To nie sztuka wybudować nowy dom. Sztuka sprawić, by miał w sobie duszę...

piątek, 31 marca 2017

Płytkujemy podłogi

I nadeszła ta chwila kiedy nasze cudne podłogi zostały przykryte płytkami.



W kotłowni zamontowany został bezowy gres techniczny 30x30.


Natomiast reszta dołu to rektyfikowana Batista dust - Cerrad 60x60.

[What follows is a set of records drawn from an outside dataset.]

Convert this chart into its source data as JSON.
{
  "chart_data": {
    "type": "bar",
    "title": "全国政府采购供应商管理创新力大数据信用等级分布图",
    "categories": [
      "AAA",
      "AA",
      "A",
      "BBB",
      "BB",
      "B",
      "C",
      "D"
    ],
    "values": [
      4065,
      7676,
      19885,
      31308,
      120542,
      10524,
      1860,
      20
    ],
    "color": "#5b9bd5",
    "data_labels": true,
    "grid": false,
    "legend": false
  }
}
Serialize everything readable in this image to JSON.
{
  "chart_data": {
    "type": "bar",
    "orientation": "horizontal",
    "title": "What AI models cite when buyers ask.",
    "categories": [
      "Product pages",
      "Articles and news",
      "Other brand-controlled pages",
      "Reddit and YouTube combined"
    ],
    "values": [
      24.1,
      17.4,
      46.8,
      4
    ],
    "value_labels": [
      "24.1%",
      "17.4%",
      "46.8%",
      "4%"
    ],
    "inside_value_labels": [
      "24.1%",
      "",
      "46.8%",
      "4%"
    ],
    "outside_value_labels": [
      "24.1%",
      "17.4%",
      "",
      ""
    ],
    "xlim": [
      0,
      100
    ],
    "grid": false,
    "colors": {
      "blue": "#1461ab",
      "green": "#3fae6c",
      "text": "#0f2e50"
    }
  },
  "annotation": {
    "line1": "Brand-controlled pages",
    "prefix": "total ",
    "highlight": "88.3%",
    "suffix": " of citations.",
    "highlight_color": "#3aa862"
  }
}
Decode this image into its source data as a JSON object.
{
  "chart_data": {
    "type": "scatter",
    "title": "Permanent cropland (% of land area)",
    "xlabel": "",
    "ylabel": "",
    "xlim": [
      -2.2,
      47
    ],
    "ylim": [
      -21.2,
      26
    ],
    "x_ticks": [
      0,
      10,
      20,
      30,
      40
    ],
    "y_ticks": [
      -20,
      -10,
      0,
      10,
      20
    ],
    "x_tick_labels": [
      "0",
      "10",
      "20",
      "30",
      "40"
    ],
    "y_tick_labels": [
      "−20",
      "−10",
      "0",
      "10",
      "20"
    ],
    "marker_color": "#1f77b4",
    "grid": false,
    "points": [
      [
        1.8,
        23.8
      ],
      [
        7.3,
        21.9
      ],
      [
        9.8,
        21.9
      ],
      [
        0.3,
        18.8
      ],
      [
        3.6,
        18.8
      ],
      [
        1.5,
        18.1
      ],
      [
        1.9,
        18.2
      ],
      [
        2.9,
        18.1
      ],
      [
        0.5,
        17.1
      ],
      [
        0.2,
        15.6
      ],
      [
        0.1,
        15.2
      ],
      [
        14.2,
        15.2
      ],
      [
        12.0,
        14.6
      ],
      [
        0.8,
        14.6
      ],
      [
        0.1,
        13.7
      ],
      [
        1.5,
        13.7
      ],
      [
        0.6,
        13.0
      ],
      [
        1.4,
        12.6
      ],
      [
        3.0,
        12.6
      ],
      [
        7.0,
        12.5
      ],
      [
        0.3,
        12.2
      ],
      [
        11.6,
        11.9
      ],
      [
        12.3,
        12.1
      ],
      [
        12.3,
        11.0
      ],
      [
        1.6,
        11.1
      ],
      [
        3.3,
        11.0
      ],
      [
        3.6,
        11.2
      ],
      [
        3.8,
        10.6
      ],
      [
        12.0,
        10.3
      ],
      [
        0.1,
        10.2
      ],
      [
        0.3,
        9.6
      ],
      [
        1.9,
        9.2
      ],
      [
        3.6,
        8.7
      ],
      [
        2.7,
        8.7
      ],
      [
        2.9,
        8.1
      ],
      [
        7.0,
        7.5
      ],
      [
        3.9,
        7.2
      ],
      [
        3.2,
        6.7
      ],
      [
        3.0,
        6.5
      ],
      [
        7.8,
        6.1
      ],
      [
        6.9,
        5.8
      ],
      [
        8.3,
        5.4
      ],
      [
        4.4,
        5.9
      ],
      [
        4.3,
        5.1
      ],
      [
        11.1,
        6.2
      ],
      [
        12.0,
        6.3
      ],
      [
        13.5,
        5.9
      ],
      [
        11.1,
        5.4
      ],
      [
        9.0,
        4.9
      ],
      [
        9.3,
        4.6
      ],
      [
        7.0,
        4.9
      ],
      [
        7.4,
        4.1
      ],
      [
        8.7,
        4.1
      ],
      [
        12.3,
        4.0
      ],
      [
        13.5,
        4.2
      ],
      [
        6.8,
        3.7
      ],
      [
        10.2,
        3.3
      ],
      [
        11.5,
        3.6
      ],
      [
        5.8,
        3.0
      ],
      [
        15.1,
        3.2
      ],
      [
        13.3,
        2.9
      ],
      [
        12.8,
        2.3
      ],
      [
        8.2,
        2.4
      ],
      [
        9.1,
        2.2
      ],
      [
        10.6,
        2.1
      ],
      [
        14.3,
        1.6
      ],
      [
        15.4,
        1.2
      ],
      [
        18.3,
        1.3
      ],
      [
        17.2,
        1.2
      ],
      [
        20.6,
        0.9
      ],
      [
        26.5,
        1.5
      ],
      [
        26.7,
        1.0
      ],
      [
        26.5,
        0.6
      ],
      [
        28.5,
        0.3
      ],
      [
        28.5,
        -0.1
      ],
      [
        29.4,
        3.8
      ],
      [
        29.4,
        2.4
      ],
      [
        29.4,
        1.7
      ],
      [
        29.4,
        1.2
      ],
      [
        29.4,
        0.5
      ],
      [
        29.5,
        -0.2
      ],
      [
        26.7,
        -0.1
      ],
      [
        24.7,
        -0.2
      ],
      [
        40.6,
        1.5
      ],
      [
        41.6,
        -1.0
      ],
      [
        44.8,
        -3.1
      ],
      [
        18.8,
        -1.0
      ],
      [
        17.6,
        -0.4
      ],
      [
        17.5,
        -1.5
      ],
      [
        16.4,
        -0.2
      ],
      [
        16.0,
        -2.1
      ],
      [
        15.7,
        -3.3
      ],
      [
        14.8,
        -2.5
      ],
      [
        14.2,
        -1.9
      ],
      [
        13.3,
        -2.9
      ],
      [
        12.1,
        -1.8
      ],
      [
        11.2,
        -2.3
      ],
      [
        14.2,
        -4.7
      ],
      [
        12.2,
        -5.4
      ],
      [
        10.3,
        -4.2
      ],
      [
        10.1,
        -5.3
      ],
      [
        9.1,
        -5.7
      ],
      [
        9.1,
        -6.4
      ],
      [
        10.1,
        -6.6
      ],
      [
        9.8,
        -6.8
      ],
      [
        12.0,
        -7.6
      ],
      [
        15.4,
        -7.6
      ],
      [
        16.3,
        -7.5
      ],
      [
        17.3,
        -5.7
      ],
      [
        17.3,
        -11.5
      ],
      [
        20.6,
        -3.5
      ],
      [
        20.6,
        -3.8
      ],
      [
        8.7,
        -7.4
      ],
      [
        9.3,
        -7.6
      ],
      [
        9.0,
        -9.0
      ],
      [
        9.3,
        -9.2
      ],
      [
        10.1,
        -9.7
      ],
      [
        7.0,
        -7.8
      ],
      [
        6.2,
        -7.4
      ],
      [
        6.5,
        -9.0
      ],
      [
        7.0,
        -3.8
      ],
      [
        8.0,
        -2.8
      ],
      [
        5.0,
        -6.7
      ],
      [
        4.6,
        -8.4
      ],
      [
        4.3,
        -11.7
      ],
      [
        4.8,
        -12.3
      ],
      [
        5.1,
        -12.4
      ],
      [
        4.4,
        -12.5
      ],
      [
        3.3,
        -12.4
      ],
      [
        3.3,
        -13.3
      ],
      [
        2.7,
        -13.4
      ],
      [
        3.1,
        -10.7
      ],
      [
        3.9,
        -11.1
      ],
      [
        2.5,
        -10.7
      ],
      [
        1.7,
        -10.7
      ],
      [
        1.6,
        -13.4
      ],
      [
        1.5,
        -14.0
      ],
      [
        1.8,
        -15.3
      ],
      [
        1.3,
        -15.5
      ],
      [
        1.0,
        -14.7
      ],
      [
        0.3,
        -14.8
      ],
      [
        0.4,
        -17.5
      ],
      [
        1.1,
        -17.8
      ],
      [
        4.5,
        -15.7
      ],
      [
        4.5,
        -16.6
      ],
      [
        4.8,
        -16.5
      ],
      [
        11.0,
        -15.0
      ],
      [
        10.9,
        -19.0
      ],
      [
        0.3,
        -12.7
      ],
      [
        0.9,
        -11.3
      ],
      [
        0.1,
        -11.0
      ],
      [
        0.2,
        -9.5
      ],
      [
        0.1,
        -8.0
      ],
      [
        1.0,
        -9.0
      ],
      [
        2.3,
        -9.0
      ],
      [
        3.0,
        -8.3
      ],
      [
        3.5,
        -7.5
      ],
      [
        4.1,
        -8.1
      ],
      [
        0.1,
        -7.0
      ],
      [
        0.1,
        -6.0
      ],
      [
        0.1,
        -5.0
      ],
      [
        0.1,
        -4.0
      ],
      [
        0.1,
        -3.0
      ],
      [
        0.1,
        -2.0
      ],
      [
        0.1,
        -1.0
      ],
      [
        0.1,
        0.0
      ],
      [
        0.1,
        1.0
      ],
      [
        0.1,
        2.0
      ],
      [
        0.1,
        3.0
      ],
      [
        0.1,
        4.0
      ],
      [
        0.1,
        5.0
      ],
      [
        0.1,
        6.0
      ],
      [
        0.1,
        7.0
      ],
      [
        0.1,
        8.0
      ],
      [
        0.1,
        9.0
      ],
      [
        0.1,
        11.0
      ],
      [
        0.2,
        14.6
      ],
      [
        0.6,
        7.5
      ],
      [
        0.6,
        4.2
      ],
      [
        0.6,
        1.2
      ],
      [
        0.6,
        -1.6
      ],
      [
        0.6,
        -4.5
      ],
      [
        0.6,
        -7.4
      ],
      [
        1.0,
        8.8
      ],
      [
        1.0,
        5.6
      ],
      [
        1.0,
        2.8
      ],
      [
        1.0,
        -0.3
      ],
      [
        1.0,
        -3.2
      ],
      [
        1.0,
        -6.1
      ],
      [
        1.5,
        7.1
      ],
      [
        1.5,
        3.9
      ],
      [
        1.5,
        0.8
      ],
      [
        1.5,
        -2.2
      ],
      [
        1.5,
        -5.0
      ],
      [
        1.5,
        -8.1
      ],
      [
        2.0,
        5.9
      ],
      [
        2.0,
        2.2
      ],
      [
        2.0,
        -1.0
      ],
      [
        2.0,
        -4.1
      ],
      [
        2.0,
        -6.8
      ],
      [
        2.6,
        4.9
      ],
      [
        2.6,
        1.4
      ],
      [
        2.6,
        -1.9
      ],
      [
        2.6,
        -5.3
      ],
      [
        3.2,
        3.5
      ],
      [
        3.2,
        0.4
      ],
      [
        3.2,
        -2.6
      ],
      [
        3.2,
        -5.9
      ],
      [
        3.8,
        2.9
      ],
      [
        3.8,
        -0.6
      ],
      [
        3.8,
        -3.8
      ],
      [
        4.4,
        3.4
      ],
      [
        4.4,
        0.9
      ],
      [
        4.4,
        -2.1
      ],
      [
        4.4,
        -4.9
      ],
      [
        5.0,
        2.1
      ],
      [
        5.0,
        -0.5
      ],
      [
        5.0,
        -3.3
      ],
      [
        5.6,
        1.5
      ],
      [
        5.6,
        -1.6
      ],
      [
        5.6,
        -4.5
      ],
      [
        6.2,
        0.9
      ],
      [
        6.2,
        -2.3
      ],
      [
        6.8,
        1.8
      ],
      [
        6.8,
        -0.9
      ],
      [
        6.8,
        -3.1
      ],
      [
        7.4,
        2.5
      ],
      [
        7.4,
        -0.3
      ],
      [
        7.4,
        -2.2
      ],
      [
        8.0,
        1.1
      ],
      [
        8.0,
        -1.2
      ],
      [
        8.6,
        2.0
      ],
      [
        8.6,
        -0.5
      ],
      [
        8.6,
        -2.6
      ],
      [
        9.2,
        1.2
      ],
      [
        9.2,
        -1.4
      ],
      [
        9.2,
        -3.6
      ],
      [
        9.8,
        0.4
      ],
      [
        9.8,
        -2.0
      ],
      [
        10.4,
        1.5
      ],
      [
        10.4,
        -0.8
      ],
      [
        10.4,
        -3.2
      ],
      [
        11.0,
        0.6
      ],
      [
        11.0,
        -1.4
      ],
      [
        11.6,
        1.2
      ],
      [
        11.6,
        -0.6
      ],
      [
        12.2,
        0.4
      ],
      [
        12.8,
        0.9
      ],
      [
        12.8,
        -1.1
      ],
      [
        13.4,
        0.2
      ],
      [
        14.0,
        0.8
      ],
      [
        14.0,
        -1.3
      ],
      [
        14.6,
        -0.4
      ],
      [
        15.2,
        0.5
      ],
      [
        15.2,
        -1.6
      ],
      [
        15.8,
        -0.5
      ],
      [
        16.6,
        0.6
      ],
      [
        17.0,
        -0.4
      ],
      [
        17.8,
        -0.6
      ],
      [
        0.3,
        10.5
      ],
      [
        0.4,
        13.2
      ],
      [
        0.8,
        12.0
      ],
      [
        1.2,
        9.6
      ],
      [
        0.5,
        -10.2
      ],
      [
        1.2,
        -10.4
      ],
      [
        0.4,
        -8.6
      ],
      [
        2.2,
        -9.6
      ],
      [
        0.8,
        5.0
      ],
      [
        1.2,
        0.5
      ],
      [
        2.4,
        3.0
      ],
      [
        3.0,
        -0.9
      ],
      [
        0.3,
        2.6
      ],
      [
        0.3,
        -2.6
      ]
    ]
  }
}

Która w salonie została połączona z Bari - Pilch 20x120, w której zakochaliśmy się od pierwszego dotknięcia.

8 komentarzy:

  1. Witam chciałbym płytki barista cerrad położyć na korytarz, wzięłam jedną ze sklepu żeby się jej lepiej przyjrzeć a mój płytkarz ja zmieszal z błotem i kazał szukać innych bo ta ma nierówną powierzchnię i przy krawędziach jest węższa i podłoga wyjdzie falista a nie idealnie gładka. Nie wiem co robić bo one mi się podobają i pasują kolorystycznie do reszty. Co Pani o nich sądzi?

    OdpowiedzUsuń
  2. Szczerze powiedziawszy, ale poleciałam pomiziać podłogę. Żadnych fal nie zauważyłam. Może faktycznie, co poniektóre mają lekko uniesione rogi. Mnie to jednak w żaden sposób nie przeszkadza. Może to kwestia wielkości i głębokości fugi. Wiadomo, że na idealnie gładką podłogę najlepsze sa płytki raktyfikowane. Ja swoją szarą podłogę wciąż kocham miłością pełną ;).

    OdpowiedzUsuń
    Odpowiedzi
    1. Dzięki za odpowiedź. Ją pod naciskiem płytkarza jednak zrezygnowałam, choć właśnie o takiej "mleczności " marzyłam. Z tego co wiem to one są rektyfikowane

      Usuń
    2. Tak masz rację są rektyfikowane. Skoro zrezygnowałaś to powodzenia w szukaniu oby szybko coś nowego wpadło Ci w oko ;)

      Usuń
  3. Witam, jaki kolor fugi Pani do tej batisty dobrała? Tez je mam i nie mogę się zdecydować. Chodzi mi o nazwę koloru jaki używa producent :)

    OdpowiedzUsuń
  4. Dziękuje, ja myślę nad mapei manhattan. Ciekawe czy duża różnica pomiędzy tymi manhatanami.